Louisville Metro Police Chief Steve Conrad has announced reorganizations within the department that he says are designed to improve trust between police and citizens.
“Our people work hard to try to protect and serve this community,” Conrad said at a news conference Friday morning. “But there are people in this community that don’t trust us, and without this trust, we’re not going to be able to reduce crime.”
Counting Thursday night’s shootings, Conrad said there have been 84 homicides in Louisville since the beginning of the year, compared to 54 last year.
“That represents a 55, almost 56 percent increase compared to this date as of last year,” he said.
Community Services Division
Department changes include the creation of a separate Community Services Division. LMPD was awarded a Community Oriented Policing (COPS) grant to hire 10 new officers specifically tasked with relationship building in the community. Nine of these officers will serve in a Community Policing Unit, to be part of the new Community Services Division.

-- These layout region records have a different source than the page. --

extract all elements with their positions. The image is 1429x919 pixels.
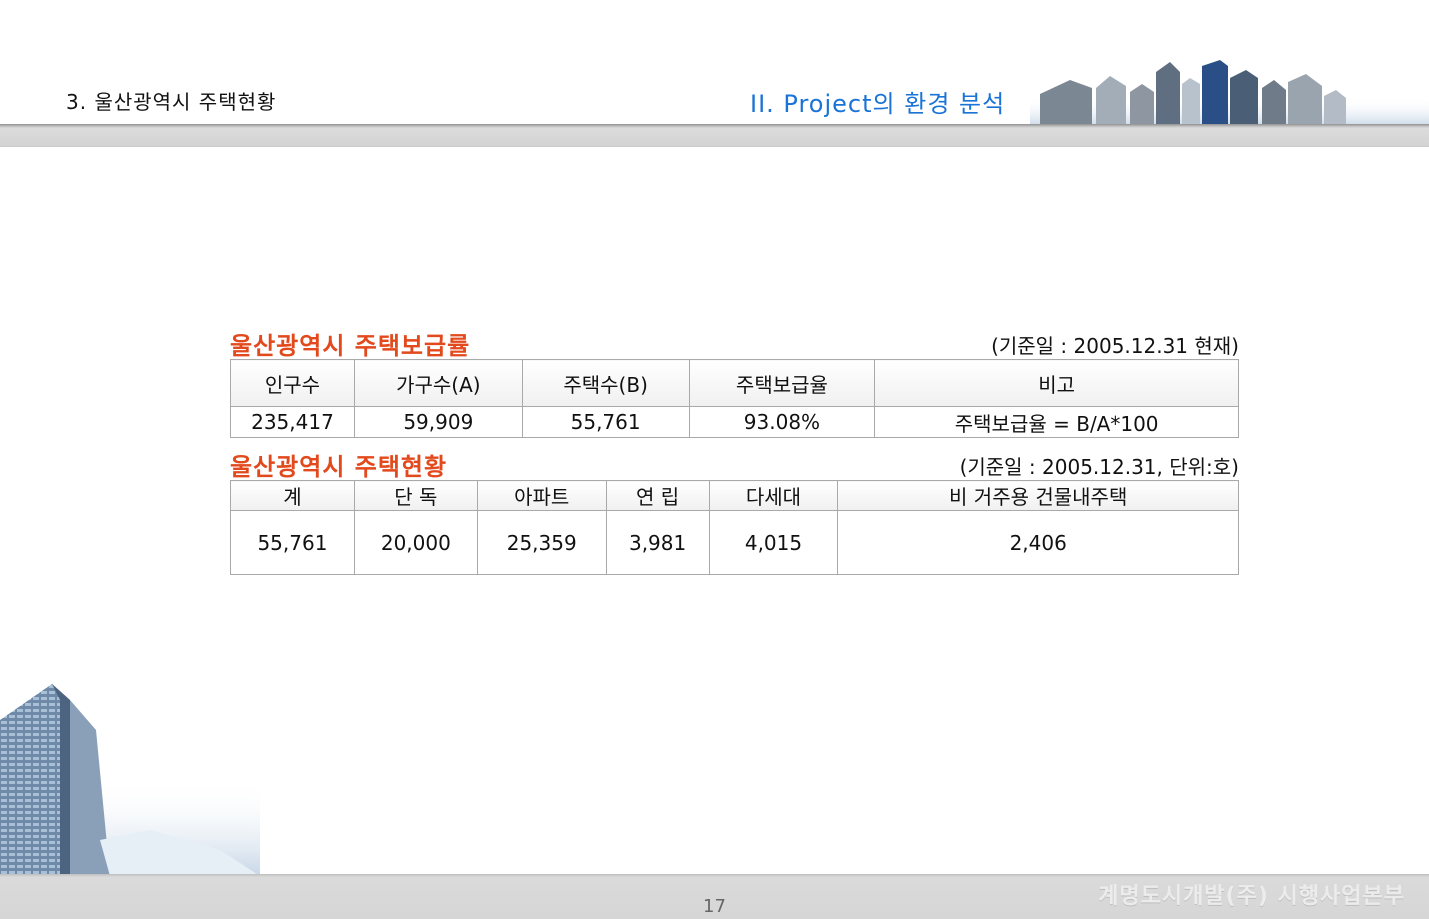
table-cell: 4,015 xyxy=(708,510,839,575)
header-cell: 비 거주용 건물내주택 xyxy=(837,480,1239,511)
status-header-row: 계 단 독 아파트 연 립 다세대 비 거주용 건물내주택 xyxy=(230,480,1239,511)
building-image xyxy=(0,684,260,876)
header-cell: 계 xyxy=(230,480,355,511)
table-cell: 55,761 xyxy=(521,406,690,438)
company-watermark: 계명도시개발(주) 시행사업본부 xyxy=(1098,884,1405,909)
supply-rate-note: (기준일 : 2005.12.31 현재) xyxy=(991,334,1239,358)
table-cell: 55,761 xyxy=(230,510,355,575)
table-cell: 59,909 xyxy=(353,406,523,438)
header-cell: 다세대 xyxy=(708,480,839,511)
header-divider xyxy=(0,124,1429,147)
header-cell: 가구수(A) xyxy=(353,359,523,407)
table-cell: 235,417 xyxy=(230,406,355,438)
supply-rate-title: 울산광역시 주택보급률 xyxy=(230,332,471,360)
header-cell: 주택수(B) xyxy=(521,359,690,407)
header-cell: 주택보급율 xyxy=(688,359,876,407)
housing-status-table: 계 단 독 아파트 연 립 다세대 비 거주용 건물내주택 55,761 20,… xyxy=(230,480,1239,575)
housing-status-title: 울산광역시 주택현황 xyxy=(230,453,448,481)
header-cell: 비고 xyxy=(874,359,1239,407)
table-cell: 93.08% xyxy=(688,406,876,438)
header-cell: 단 독 xyxy=(353,480,478,511)
supply-rate-table: 인구수 가구수(A) 주택수(B) 주택보급율 비고 235,417 59,90… xyxy=(230,359,1239,438)
table-cell: 20,000 xyxy=(353,510,478,575)
table-row: 55,761 20,000 25,359 3,981 4,015 2,406 xyxy=(230,510,1239,575)
table-cell: 3,981 xyxy=(605,510,710,575)
header-cell: 아파트 xyxy=(476,480,607,511)
chapter-heading: II. Project의 환경 분석 xyxy=(750,90,1006,118)
housing-status-note: (기준일 : 2005.12.31, 단위:호) xyxy=(959,455,1239,479)
skyline-image xyxy=(1030,60,1429,126)
header-cell: 연 립 xyxy=(605,480,710,511)
table-cell: 25,359 xyxy=(476,510,607,575)
supply-header-row: 인구수 가구수(A) 주택수(B) 주택보급율 비고 xyxy=(230,359,1239,407)
table-cell: 주택보급율 = B/A*100 xyxy=(874,406,1239,438)
section-heading: 3. 울산광역시 주택현황 xyxy=(66,90,277,114)
table-row: 235,417 59,909 55,761 93.08% 주택보급율 = B/A… xyxy=(230,406,1239,438)
table-cell: 2,406 xyxy=(837,510,1239,575)
header-cell: 인구수 xyxy=(230,359,355,407)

Conrad said the officers will “focus in on some of those underlying root causes of crime, that if we leave them unchanged, those communities will continue to see problems.” He said he’d like the officers to act as a conduit between citizens in need and service providers.
“We need to heed the concerns that we’ve heard from so many people throughout this country about a lack of trust in law enforcement,” Conrad said.
The 10th officer funded by the COPS grant will work in the media and public relations office, with a specific focus on social media outreach. Citing research that people under 25 often get their news from social media, Conrad said, “We want to be sure we’re not missing that critically important demographic, particularly when it comes to building trust.”
Along with the Community Policing Unit, the new Community Services Division will include the existing School Resource Officer Program, and the Special Event Unit and Traffic Unit.
SWAT Division Changes
Louisville currently has a part-time SWAT division, whose officers divide their time between SWAT duties and other department functions. Conrad says this approach worked well in the past, but an increase in SWAT calls is making it challenging for those officers to keep up with both parts of their jobs. So the staff realignment includes the creation of a full-time SWAT Division, with about 20 officers.
The current part-time SWAT team will still be used to supplement the full-time team when more officers are needed, though Conrad said he expects the full-time team to respond to the “vast majority” of calls.
New Narcotics Officers
“Already this year we’ve seen a 47 percent increase in the number of overdose deaths that our officers have responded to,” Conrad said. “We also believe that narcotics trafficking is related to many of the homicides we’ve had this year, and much of the violent crime we’ve seen.”
In an effort to address these problems, two new squads — two sergeants and 14 detectives — will be added to the Narcotics Division.
In an effort to get more officers on the streets more quickly, LMPD has also rehired 17 recent retirees to be patrol officers. They are the first of the 122 new officers the department plans to hire this fiscal year.
All changes announced Friday will take effect on September 23.